La vedette rapide est revenue, un des passeurs est monté. Il a insulté le « capitaine » et a enfin orienté le bateau dans la bonne direction.

Après une heure de navigation, on a vu des lumières clignotant derrière notre bateau, nous invitant à arrêter. Le « capitaine » a lâché la barre. Il craignait de se faire arrêter par la police grecque. Conduisant le bateau, il risquait en effet 15 ans de prison pour trafic d’êtres humains. Il a coupé le moteur et est descendu changer de vêtements et s’est caché parmi les autres migrants.

Un autre migrant a redémarré le bateau. Il était jeune et accompagné de sa mère qui a demandé qu’on l’entoure pour le cacher aux garde-côtes.

Cependant au lieu d’aller en avant, il fit une fausse manœuvre et le bateau fit marche arrière tout en déclenchant l’alarme ! Les garde-côtes étaient tout proches à l’arrière et réitéraient leurs ordres de stopper. Le jeune migrant ayant rétabli la marche avant, a décidé de continuer en disant que si c’étaient des Turcs, ils nous refouleraient et que si c’étaient des Grecs, ils nous arrêteraient ! »

Enfin à bon « port »

Abou Fadi expose ensuite :

« On est enfin arrivé à la côte ! Le bateau s’est échoué dans le sable de la plage. Il y eut une bousculade lors de l’évacuation. J’ai commencé par accompagner mes deux filles de 20 et 23 ans. Mon fils de 15 ans est descendu avec sa mère ainsi que mes deux amis. Je suis ensuite descendu le dernier après m’être assuré que toute ma famille était sortie. J’avais auparavant jeté les bagages par-dessus bord.
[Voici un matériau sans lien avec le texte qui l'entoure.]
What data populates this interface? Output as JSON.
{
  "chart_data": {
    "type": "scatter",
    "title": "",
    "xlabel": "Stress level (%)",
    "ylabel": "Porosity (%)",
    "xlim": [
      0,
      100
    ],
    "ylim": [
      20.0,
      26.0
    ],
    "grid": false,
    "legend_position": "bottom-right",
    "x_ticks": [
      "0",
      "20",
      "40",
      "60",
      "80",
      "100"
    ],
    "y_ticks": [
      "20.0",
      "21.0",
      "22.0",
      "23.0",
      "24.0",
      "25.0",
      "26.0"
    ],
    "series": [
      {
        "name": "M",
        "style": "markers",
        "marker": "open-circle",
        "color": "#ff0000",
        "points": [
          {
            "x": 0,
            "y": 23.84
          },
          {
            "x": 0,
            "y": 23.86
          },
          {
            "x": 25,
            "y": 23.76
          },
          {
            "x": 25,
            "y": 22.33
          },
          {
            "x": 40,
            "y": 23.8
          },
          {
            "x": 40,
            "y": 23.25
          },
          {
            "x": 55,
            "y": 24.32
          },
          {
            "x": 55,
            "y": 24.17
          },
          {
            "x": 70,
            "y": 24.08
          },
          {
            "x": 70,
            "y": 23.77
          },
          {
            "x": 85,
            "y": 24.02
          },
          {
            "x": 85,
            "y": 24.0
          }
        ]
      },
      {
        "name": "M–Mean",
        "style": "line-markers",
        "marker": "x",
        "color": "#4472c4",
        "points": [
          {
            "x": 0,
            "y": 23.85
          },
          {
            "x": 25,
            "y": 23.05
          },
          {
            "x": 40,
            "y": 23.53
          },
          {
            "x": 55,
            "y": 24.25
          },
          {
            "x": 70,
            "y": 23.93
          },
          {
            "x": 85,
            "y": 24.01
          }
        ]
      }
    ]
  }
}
Ensuite, nous avons grimpé une colline au sommet de laquelle deux voitures de la police grecque nous attendaient. Nous étions sur l’île de Kos. »

L’île de Kos se trouvait à 4 km à peine de Bodrum d’où les migrants du groupe d’Abou Fadi sont partis !

La police a interrogé les migrants pour connaître leur destination. Ce fut assez surprenant :

« La plupart des migrants qui étaient des musulmans voulaient aller en Belgique. »

Ils pensaient que la Belgique est le pays européen qui accueille le mieux les musulmans et ils pourraient y trouver des familles d’accueil ! Abou Fadi était quant à lui chrétien et avait étudié au préalable le pays où il aurait le plus de chances de se réfugier avec sa famille.

Mais il reste encore un long chemin à parcourir !

« La police nous a obligés à marcher presque trois heures sur la crête. Le jour commençait à poindre. Arrivés à un rond-point, la police nous a indiqué un camp de réfugiés tout proche.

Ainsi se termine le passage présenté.